Mascherano fouled Balogun as Nigeria took a corner after 48 minutes and with help from VAR, Nigeria was awarded a penalty which was coolly converted by Victor Moses. The goal knocked Argentina off their stride and Nigeria looked capable of all three points. A Musa run with 20 minutes left found Ighalo, who dummied for Wilfred Ndidi to shoot just over the bar from range. Five minutes later, Ighalo showed why this correspondent said to a friend at half time that he needs five chances to convert one. A Musa cross came to him via a double deflection off Rojo, who headed the ball onto his arm before it came to Ighalo. The striker had all the time in the world. He even had time to control the ball and pick his spot with the goal at his mercy. Instead he blasted his effort wide and then screamed to the ref about Rojo’s handball. Rojo had clearly and intentionally diverted the ball with his hand, but the ref checked the VAR screen and bottled his decision.
Etebo gave the ball away again and the Argentine attack ended with Higuain doing an impression of Ighalo as he swept his shot over the bar from about 12 yards after 80 minutes.
Still, the Nigerians kept creating chances that should have killed off Argentina. Three minutes after Higuain’s miss, Musa countered down the left and found Ighalo. The striker shot from the left towards the far post and it was blocked by Franco Armani in goal.

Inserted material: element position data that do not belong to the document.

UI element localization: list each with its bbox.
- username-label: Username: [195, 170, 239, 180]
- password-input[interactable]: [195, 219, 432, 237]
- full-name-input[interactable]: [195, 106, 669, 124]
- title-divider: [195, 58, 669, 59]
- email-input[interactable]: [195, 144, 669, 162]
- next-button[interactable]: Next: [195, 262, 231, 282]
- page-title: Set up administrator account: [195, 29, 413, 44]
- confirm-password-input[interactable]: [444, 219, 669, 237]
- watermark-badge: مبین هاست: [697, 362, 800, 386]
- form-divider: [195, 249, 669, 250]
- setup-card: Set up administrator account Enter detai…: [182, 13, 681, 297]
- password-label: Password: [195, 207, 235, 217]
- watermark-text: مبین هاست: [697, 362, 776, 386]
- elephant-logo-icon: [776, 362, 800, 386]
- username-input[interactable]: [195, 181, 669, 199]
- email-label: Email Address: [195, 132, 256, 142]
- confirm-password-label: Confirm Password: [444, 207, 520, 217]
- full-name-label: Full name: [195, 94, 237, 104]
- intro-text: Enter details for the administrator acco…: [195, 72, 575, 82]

Ighalo could have tried to round or chip the keeper.
Nigeria would come to rue that miss two minutes later when their defenders lost concentration and central defender Rojo drifted into their box to volley in a cross from the right with his weak right foot. There was no coming back from this killer blow and it came from the same player that scored the winning goal when Argentina beat Nigeria 3-2 in Brazil four years ago.
The story of this World Cup would be one of disappointment for Nigeria. It was one in which they won on the fashion stakes with their kit, but didn’t really deliver on the pitch – apart from 45 second half minutes against Iceland. The limp display in losing 2-0 against Croatia in the opening game meant that they had a mountain to climb, going into the final game of the group needing a result against their nemesis, Argentina.

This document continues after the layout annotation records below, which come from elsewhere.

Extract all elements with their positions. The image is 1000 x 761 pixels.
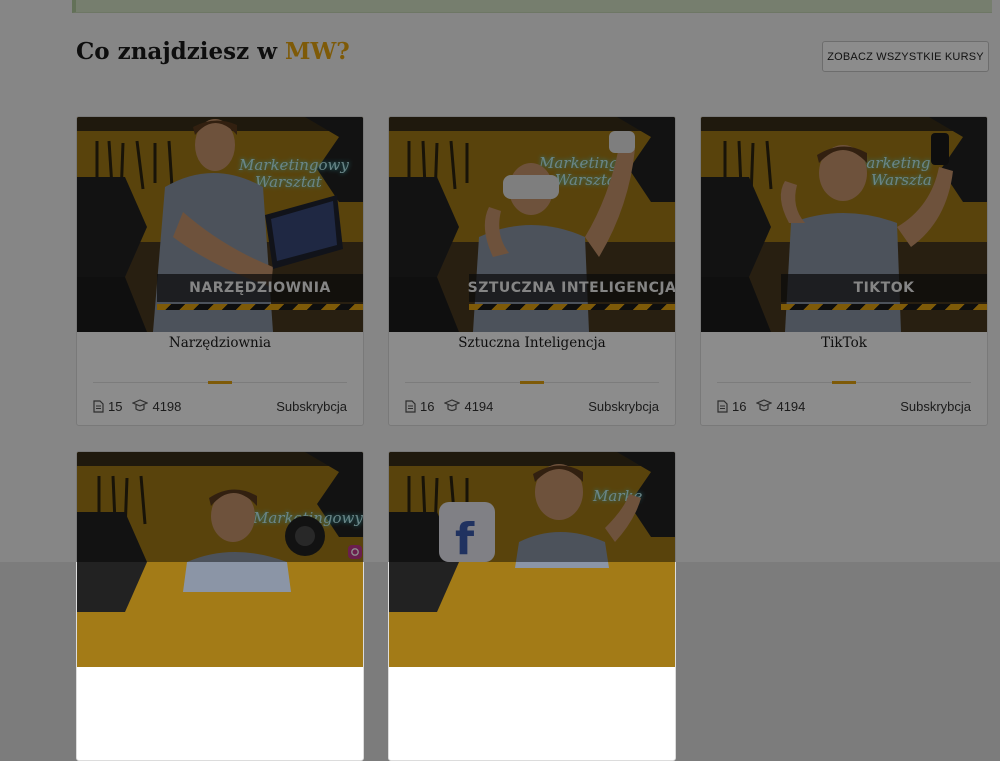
section-heading: Co znajdziesz w MW? xyxy=(76,38,350,65)
graduation-cap-icon xyxy=(132,399,149,412)
course-thumbnail[interactable]: Marketing Warsztat SZTUCZNA INTELIGENCJA xyxy=(389,117,675,332)
students-value: 4198 xyxy=(152,398,182,414)
course-card-tiktok[interactable]: MarketingWarszta TIKTOK TikTok 16 4194 xyxy=(700,116,988,426)
course-thumbnail[interactable]: Marketingowy xyxy=(77,452,363,667)
lessons-count: 16 xyxy=(405,399,434,414)
students-count: 4194 xyxy=(756,399,805,414)
svg-text:f: f xyxy=(455,514,475,565)
laptop-image xyxy=(265,195,343,269)
hazard-stripe xyxy=(157,304,363,310)
lessons-value: 15 xyxy=(108,398,123,414)
course-thumbnail[interactable]: Marketing Warszta TIKTOK xyxy=(701,117,987,332)
access-label: Subskrybcja xyxy=(900,398,971,414)
heading-text: Co znajdziesz w xyxy=(76,38,285,65)
course-card-4[interactable]: Marketingowy xyxy=(76,451,364,761)
students-count: 4198 xyxy=(132,399,181,414)
access-label: Subskrybcja xyxy=(588,398,659,414)
course-meta: 16 4194 Subskrybcja xyxy=(405,397,659,415)
all-courses-button[interactable]: ZOBACZ WSZYSTKIE KURSY xyxy=(822,41,989,72)
lessons-value: 16 xyxy=(420,398,435,414)
document-icon xyxy=(405,399,416,413)
course-thumbnail[interactable]: Marke f xyxy=(389,452,675,667)
course-banner: TIKTOK xyxy=(781,274,987,302)
presenter-photo: f xyxy=(439,464,641,568)
lessons-count: 15 xyxy=(93,399,122,414)
hazard-stripe xyxy=(469,304,675,310)
course-card-sztuczna-inteligencja[interactable]: Marketing Warsztat SZTUCZNA INTELIGENCJA … xyxy=(388,116,676,426)
document-icon xyxy=(93,399,104,413)
course-meta: 15 4198 Subskrybcja xyxy=(93,397,347,415)
card-divider-accent xyxy=(832,381,856,384)
graduation-cap-icon xyxy=(756,399,773,412)
course-title[interactable]: Narzędziownia xyxy=(77,334,363,352)
card-divider-accent xyxy=(208,381,232,384)
course-card-narzedziownia[interactable]: Marketingowy Warsztat NARZĘDZIOWNIA Narzę… xyxy=(76,116,364,426)
document-icon xyxy=(717,399,728,413)
course-title[interactable]: Sztuczna Inteligencja xyxy=(389,334,675,352)
instagram-icon xyxy=(348,545,362,559)
students-value: 4194 xyxy=(464,398,494,414)
lessons-count: 16 xyxy=(717,399,746,414)
students-count: 4194 xyxy=(444,399,493,414)
course-title[interactable]: TikTok xyxy=(701,334,987,352)
lessons-value: 16 xyxy=(732,398,747,414)
presenter-photo xyxy=(183,489,325,592)
course-meta: 16 4194 Subskrybcja xyxy=(717,397,971,415)
card-divider-accent xyxy=(520,381,544,384)
students-value: 4194 xyxy=(776,398,806,414)
notice-band xyxy=(72,0,992,13)
page: Co znajdziesz w MW? ZOBACZ WSZYSTKIE KUR… xyxy=(0,0,1000,761)
access-label: Subskrybcja xyxy=(276,398,347,414)
course-banner: NARZĘDZIOWNIA xyxy=(157,274,363,302)
course-card-5[interactable]: Marke f xyxy=(388,451,676,761)
course-thumbnail[interactable]: Marketingowy Warsztat NARZĘDZIOWNIA xyxy=(77,117,363,332)
heading-accent: MW? xyxy=(285,38,350,65)
hazard-stripe xyxy=(781,304,987,310)
graduation-cap-icon xyxy=(444,399,461,412)
course-banner: SZTUCZNA INTELIGENCJA xyxy=(468,274,675,302)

Defender William Troost-Ekong was devasted by last night’s defeat and tweeted afterwards:
Hard to describe in words how that felt. It was an emotional rollercoaster. We gave everything against Argentina last night. I’m grateful and proud to have represented Nigeria and all Nigerians at this World Cup. But most of all I am humbled and thank God for bringing me this far pic.twitter.com/JpUnuvmpTb
— William Troost-Ekong (@WTroostEkong) June 27, 2018
But despite some acute shortages in quality in certain parts of the team, this was a Nigeria side that could have gone beyond the first round. It was a better squad than the one that was knocked out by France in the last 16 four years ago. Coach Rohr’s conservative and weaselly approach must bear some responsibility for this failure to proceed beyond the group stages.
While there have been improvements in defending set-pieces and goalie Uzoho has grown in this tournament, playing with one striker usually handed the initiative to opponents. Rohr’s team selections and substitutions also seemed to handicap their efforts. Brian Idowu, for instance, put in a solid shift at left-back. But he had nothing to offer going forward. With little creativity coming from the Nigerian midfield, the full-backs/wing-backs could have provided the width and a route to getting behind opposing defences. But Rohr lacked the bravery to start the more adventurous Tyronne Ebuehi.
Nigeria may rue the missed chances, and the rotten luck of landing in such a tough group and with Argentina again. But Rohr is in no position to complain because fortune favours the brave. And like electricity in Nigeria, Rohr’s bravery was in chronic short supply.